Thursday, 16 July 2015

BJJ Health: take care of your Psoas and BJJ back pain

During my last visit for my Hellerwork treatment/clinic, we worked on the Psoas Muscles.
Allan explained in great details why they are so important for our body movement.
They directly involved into controlling our legs which means our BJJ guard.
The session aim was to "wake" up those muscles as I was not using them as much I should do.
Other muscles were compensating for that negligence.
Over compensating meant sharp pain in affected areas.

The next day, I was rolling using my favorite spider and it was sharp and crisp and no longer felt in pain.

We did one hour rolling and I did not get any back pain the next day.

So what are the Psoas?

Where and What is My Psoas?
The Psoas is one of the largest and thickest muscles in the body.

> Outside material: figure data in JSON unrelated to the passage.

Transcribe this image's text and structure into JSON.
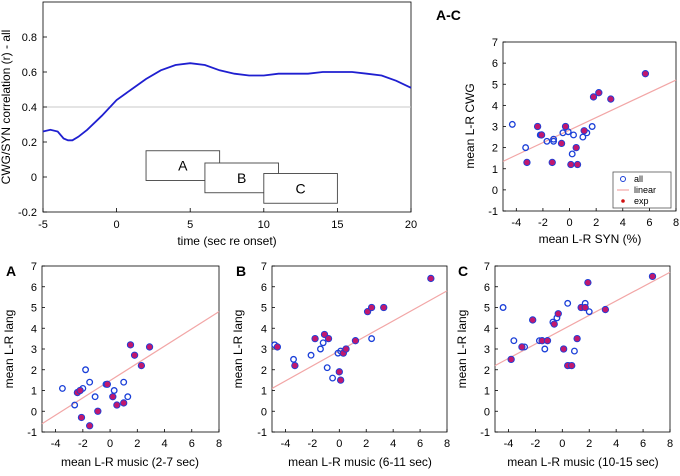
{
  "colors": {
    "line": "#1f1fd0",
    "fit": "#f2a6a6",
    "exp_fill": "#c0186e",
    "open_edge": "#1a3fd8",
    "refline": "#c8c8c8"
  },
  "chart_data": [
    {
      "id": "timecourse",
      "type": "line",
      "xlabel": "time (sec re onset)",
      "ylabel": "CWG/SYN correlation (r) - all",
      "xlim": [
        -5,
        20
      ],
      "ylim": [
        -0.2,
        1.0
      ],
      "xticks": [
        "-5",
        "0",
        "5",
        "10",
        "15",
        "20"
      ],
      "yticks": [
        "-0.2",
        "0",
        "0.2",
        "0.4",
        "0.6",
        "0.8"
      ],
      "reference_y": 0.4,
      "x": [
        -5,
        -4.5,
        -4,
        -3.6,
        -3.3,
        -3,
        -2.6,
        -2,
        -1,
        0,
        1,
        2,
        3,
        4,
        5,
        6,
        7,
        8,
        9,
        10,
        11,
        12,
        13,
        14,
        15,
        16,
        17,
        18,
        19,
        20
      ],
      "y": [
        0.26,
        0.27,
        0.26,
        0.22,
        0.21,
        0.21,
        0.23,
        0.27,
        0.35,
        0.44,
        0.5,
        0.56,
        0.61,
        0.64,
        0.65,
        0.64,
        0.61,
        0.59,
        0.58,
        0.58,
        0.59,
        0.59,
        0.59,
        0.6,
        0.6,
        0.6,
        0.59,
        0.58,
        0.55,
        0.51
      ],
      "windows": [
        {
          "label": "A",
          "start": 2,
          "end": 7
        },
        {
          "label": "B",
          "start": 6,
          "end": 11
        },
        {
          "label": "C",
          "start": 10,
          "end": 15
        }
      ]
    },
    {
      "id": "scatter-ac",
      "type": "scatter",
      "panel_label": "A-C",
      "xlabel": "mean L-R SYN (%)",
      "ylabel": "mean L-R CWG",
      "xlim": [
        -5,
        8
      ],
      "ylim": [
        -1,
        7
      ],
      "xticks": [
        "-4",
        "-2",
        "0",
        "2",
        "4",
        "6",
        "8"
      ],
      "yticks": [
        "-1",
        "0",
        "1",
        "2",
        "3",
        "4",
        "5",
        "6",
        "7"
      ],
      "fit": {
        "x": [
          -5,
          8
        ],
        "y": [
          1.35,
          5.2
        ]
      },
      "legend": {
        "entries": [
          "all",
          "linear",
          "exp"
        ],
        "position": "bottom-right"
      },
      "series": [
        {
          "name": "all",
          "points": [
            [
              -4.3,
              3.1
            ],
            [
              -3.3,
              2.0
            ],
            [
              -2.2,
              2.6
            ],
            [
              -1.7,
              2.3
            ],
            [
              -1.2,
              2.3
            ],
            [
              -1.2,
              2.4
            ],
            [
              -0.5,
              2.7
            ],
            [
              -0.1,
              2.75
            ],
            [
              0.2,
              1.7
            ],
            [
              0.3,
              2.6
            ],
            [
              1.0,
              2.5
            ],
            [
              1.3,
              2.7
            ],
            [
              1.7,
              3.0
            ]
          ]
        },
        {
          "name": "exp",
          "points": [
            [
              -3.2,
              1.3
            ],
            [
              -2.4,
              3.0
            ],
            [
              -2.1,
              2.6
            ],
            [
              -1.3,
              1.3
            ],
            [
              -0.6,
              2.2
            ],
            [
              -0.3,
              3.0
            ],
            [
              0.1,
              1.2
            ],
            [
              0.5,
              2.0
            ],
            [
              0.6,
              1.2
            ],
            [
              1.1,
              2.8
            ],
            [
              1.8,
              4.4
            ],
            [
              2.2,
              4.6
            ],
            [
              3.1,
              4.3
            ],
            [
              5.7,
              5.5
            ]
          ]
        }
      ]
    },
    {
      "id": "scatter-a",
      "type": "scatter",
      "panel_label": "A",
      "xlabel": "mean L-R music (2-7 sec)",
      "ylabel": "mean L-R lang",
      "xlim": [
        -5,
        8
      ],
      "ylim": [
        -1,
        7
      ],
      "xticks": [
        "-4",
        "-2",
        "0",
        "2",
        "4",
        "6",
        "8"
      ],
      "yticks": [
        "-1",
        "0",
        "1",
        "2",
        "3",
        "4",
        "5",
        "6",
        "7"
      ],
      "fit": {
        "x": [
          -5,
          8
        ],
        "y": [
          -0.6,
          4.8
        ]
      },
      "series": [
        {
          "name": "all",
          "points": [
            [
              -3.5,
              1.1
            ],
            [
              -2.6,
              0.3
            ],
            [
              -2.0,
              1.1
            ],
            [
              -1.8,
              2.0
            ],
            [
              -1.5,
              1.4
            ],
            [
              -1.1,
              0.7
            ],
            [
              -0.3,
              1.3
            ],
            [
              0.3,
              1.0
            ],
            [
              1.0,
              1.4
            ],
            [
              1.3,
              0.7
            ]
          ]
        },
        {
          "name": "exp",
          "points": [
            [
              -2.4,
              0.9
            ],
            [
              -2.2,
              1.0
            ],
            [
              -2.1,
              -0.3
            ],
            [
              -1.5,
              -0.7
            ],
            [
              -0.9,
              0.0
            ],
            [
              -0.2,
              1.3
            ],
            [
              0.2,
              0.7
            ],
            [
              0.5,
              0.3
            ],
            [
              1.0,
              0.4
            ],
            [
              1.5,
              3.2
            ],
            [
              1.8,
              2.7
            ],
            [
              2.3,
              2.2
            ],
            [
              2.9,
              3.1
            ]
          ]
        }
      ]
    },
    {
      "id": "scatter-b",
      "type": "scatter",
      "panel_label": "B",
      "xlabel": "mean L-R music (6-11 sec)",
      "ylabel": "mean L-R lang",
      "xlim": [
        -5,
        8
      ],
      "ylim": [
        -1,
        7
      ],
      "xticks": [
        "-4",
        "-2",
        "0",
        "2",
        "4",
        "6",
        "8"
      ],
      "yticks": [
        "-1",
        "0",
        "1",
        "2",
        "3",
        "4",
        "5",
        "6",
        "7"
      ],
      "fit": {
        "x": [
          -5,
          8
        ],
        "y": [
          1.1,
          5.8
        ]
      },
      "series": [
        {
          "name": "all",
          "points": [
            [
              -4.8,
              3.2
            ],
            [
              -3.4,
              2.5
            ],
            [
              -2.1,
              2.7
            ],
            [
              -1.4,
              3.0
            ],
            [
              -1.2,
              3.3
            ],
            [
              -0.9,
              2.1
            ],
            [
              -0.5,
              1.6
            ],
            [
              -0.1,
              2.8
            ],
            [
              0.1,
              2.9
            ],
            [
              2.4,
              3.5
            ]
          ]
        },
        {
          "name": "exp",
          "points": [
            [
              -4.6,
              3.1
            ],
            [
              -3.3,
              2.2
            ],
            [
              -1.8,
              3.5
            ],
            [
              -1.1,
              3.7
            ],
            [
              -0.8,
              3.5
            ],
            [
              0.0,
              1.9
            ],
            [
              0.1,
              1.5
            ],
            [
              0.3,
              2.8
            ],
            [
              0.5,
              3.0
            ],
            [
              1.2,
              3.4
            ],
            [
              2.1,
              4.8
            ],
            [
              2.4,
              5.0
            ],
            [
              3.3,
              5.0
            ],
            [
              6.8,
              6.4
            ]
          ]
        }
      ]
    },
    {
      "id": "scatter-c",
      "type": "scatter",
      "panel_label": "C",
      "xlabel": "mean L-R music (10-15 sec)",
      "ylabel": "mean L-R lang",
      "xlim": [
        -5,
        8
      ],
      "ylim": [
        -1,
        7
      ],
      "xticks": [
        "-4",
        "-2",
        "0",
        "2",
        "4",
        "6",
        "8"
      ],
      "yticks": [
        "-1",
        "0",
        "1",
        "2",
        "3",
        "4",
        "5",
        "6",
        "7"
      ],
      "fit": {
        "x": [
          -5,
          8
        ],
        "y": [
          2.2,
          6.7
        ]
      },
      "series": [
        {
          "name": "all",
          "points": [
            [
              -4.4,
              5.0
            ],
            [
              -3.6,
              3.4
            ],
            [
              -2.8,
              3.1
            ],
            [
              -2.2,
              4.4
            ],
            [
              -1.7,
              3.4
            ],
            [
              -1.3,
              3.0
            ],
            [
              -0.7,
              4.3
            ],
            [
              -0.4,
              4.5
            ],
            [
              0.4,
              5.2
            ],
            [
              0.5,
              2.2
            ],
            [
              0.9,
              2.9
            ],
            [
              1.7,
              5.2
            ],
            [
              2.0,
              4.8
            ]
          ]
        },
        {
          "name": "exp",
          "points": [
            [
              -3.8,
              2.5
            ],
            [
              -3.0,
              3.1
            ],
            [
              -2.2,
              4.4
            ],
            [
              -1.5,
              3.4
            ],
            [
              -1.1,
              3.4
            ],
            [
              -0.6,
              4.2
            ],
            [
              -0.3,
              4.7
            ],
            [
              0.1,
              3.0
            ],
            [
              0.4,
              2.2
            ],
            [
              0.7,
              2.2
            ],
            [
              1.1,
              3.5
            ],
            [
              1.4,
              5.0
            ],
            [
              1.7,
              5.0
            ],
            [
              1.9,
              6.2
            ],
            [
              3.2,
              4.9
            ],
            [
              6.7,
              6.5
            ]
          ]
        }
      ]
    }
  ]
}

It attaches to the vertebrae of your lower back, and the head of your femur (thigh bone).
The Psoas is primarily responsible for hip and thigh flexion and has a lot of influence over your lumbar posture and the way your hips are positioned.
When you’re sitting for a prolonged period of time, your Psoas is in a shortened position. Leave it for long enough, and it will start to think this is normal. Your tissues want to move into that resting position. Leaving you tight & contracted.
Incorrect posture during standing and walking (which is often caused by a tight Psoas) will leave it even tighter and harder to loosen.

By incorporating poses that strengthen and lengthen the psoas, you can release habitual muscle-holding patterns, improve your low-back alignment, and create a more balanced posture

What Can Cause Psoas Pain or Injury?

"When [the psoas] is not working well, it is a major problem for anyone," says Iannetta. The muscle can cause pain for several different reasons. Tightness and shortness of the muscle are the most common pain triggers. 
A person with a short psoas muscle can find limitation as well as pain in their hip movements. Iannetta warns that sitting for extended periods of time can shorten the psoas, causing the muscles to tense and remain tense. People who live more sedentary lives or work at their desks for hours on end are at a higher risk for psoas pain or injury.